Russian natural gas exports to Europe through Soviet-era pipelines running through Ukraine ceased in the early hours of New Year’s Day after a transit agreement expired.
The closure marks a significant turn in a decade of strained relations that intensified after Russia’s annexation of Crimea in 2014, leading Ukraine to cease purchasing Russian gas the subsequent year.
“This is a historic event. Russia is losing its markets and will suffer financial losses. Europe has already decided to abandon Russian gas,” declared Ukraine’s Energy Minister, German Galushchenko.
Gas transit was expected to stop in February 2022 because of the conflict, as Ukraine decided not to extend the agreement amid war conditions.

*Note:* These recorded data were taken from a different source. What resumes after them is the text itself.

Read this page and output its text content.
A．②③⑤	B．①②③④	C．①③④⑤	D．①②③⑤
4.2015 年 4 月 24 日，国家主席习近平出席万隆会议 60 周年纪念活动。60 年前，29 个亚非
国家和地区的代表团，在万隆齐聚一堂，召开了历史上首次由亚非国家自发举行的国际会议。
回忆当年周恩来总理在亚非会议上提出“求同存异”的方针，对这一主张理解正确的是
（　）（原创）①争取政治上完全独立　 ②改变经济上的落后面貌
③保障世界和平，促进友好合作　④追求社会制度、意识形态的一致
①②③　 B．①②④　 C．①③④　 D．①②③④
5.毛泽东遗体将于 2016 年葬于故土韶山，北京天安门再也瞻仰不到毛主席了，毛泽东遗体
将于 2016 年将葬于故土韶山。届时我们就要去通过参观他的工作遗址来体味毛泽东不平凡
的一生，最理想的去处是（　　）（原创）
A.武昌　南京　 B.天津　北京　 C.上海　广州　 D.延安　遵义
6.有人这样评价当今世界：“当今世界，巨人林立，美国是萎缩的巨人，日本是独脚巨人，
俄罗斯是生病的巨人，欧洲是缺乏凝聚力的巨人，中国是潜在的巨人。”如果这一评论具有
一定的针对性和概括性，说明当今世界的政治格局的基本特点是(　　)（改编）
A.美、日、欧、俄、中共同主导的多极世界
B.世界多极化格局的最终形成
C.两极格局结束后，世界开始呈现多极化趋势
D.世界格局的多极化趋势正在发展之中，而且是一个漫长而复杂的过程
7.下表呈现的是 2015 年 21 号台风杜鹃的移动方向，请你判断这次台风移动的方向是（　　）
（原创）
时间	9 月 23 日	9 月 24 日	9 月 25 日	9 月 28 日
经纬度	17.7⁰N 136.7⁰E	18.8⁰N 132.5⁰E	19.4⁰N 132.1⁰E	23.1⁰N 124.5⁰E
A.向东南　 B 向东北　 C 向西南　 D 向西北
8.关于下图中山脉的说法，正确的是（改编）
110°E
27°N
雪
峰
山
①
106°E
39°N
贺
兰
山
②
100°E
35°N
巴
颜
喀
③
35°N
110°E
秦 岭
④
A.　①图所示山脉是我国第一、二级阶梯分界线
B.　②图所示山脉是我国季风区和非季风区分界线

Industry sources noted that Gazprom, Russia’s state-controlled energy company, had already factored in the loss of the Ukrainian transit route, which previously handled about half of Russia’s pipeline gas exports to Europe.
Russia continues to export gas via the TurkStream pipeline across the Black Sea, which serves Turkey and central European countries such as Hungary and Serbia.
Since 2022, the European Union has intensified its efforts to diversify its energy sources in response to the conflict and the unreliability of Russian energy supplies. Countries previously reliant on the Ukrainian transit route, like Slovakia and Austria, have secured alternative supplies.
Moldova, heavily impacted by the stoppage, announced plans to cut its gas consumption by one-third.
The five-year gas transit agreement between Russia and Ukraine expired on January 1, 2025. “Due to Ukraine’s repeated refusal to renew these agreements, Gazprom lacks the technical and legal means to continue gas transit through Ukraine as of January 1, 2025,” stated Gazprom via Telegram.
According to Ukraine’s energy ministry on the same day, at 08:00 Moscow time, Gazprom ceased all gas supplies for transit through Ukraine, citing the move as necessary for national security,
The discontinuation of the transit is a double economic blow: It will cost Ukraine approximately $800 million annually in transit fees and Gazprom nearly $5 billion in gas sales.
Other conventional Russian gas routes to Europe have also experienced disruptions. The Yamal-Europe pipeline, which traverses Belarus, and the Nord Stream pipeline, running across the Baltic Sea to Germany, both ceased operations; the latter suffered damage from explosions in 2022.
In 2018, these routes delivered a record 201 billion cubic meters of gas to Europe. This figure starkly contrasts the drastically reduced volume of 15 billion cubic meters transported via Ukraine in 2023, a significant drop from 65 billion cubic meters in 2020.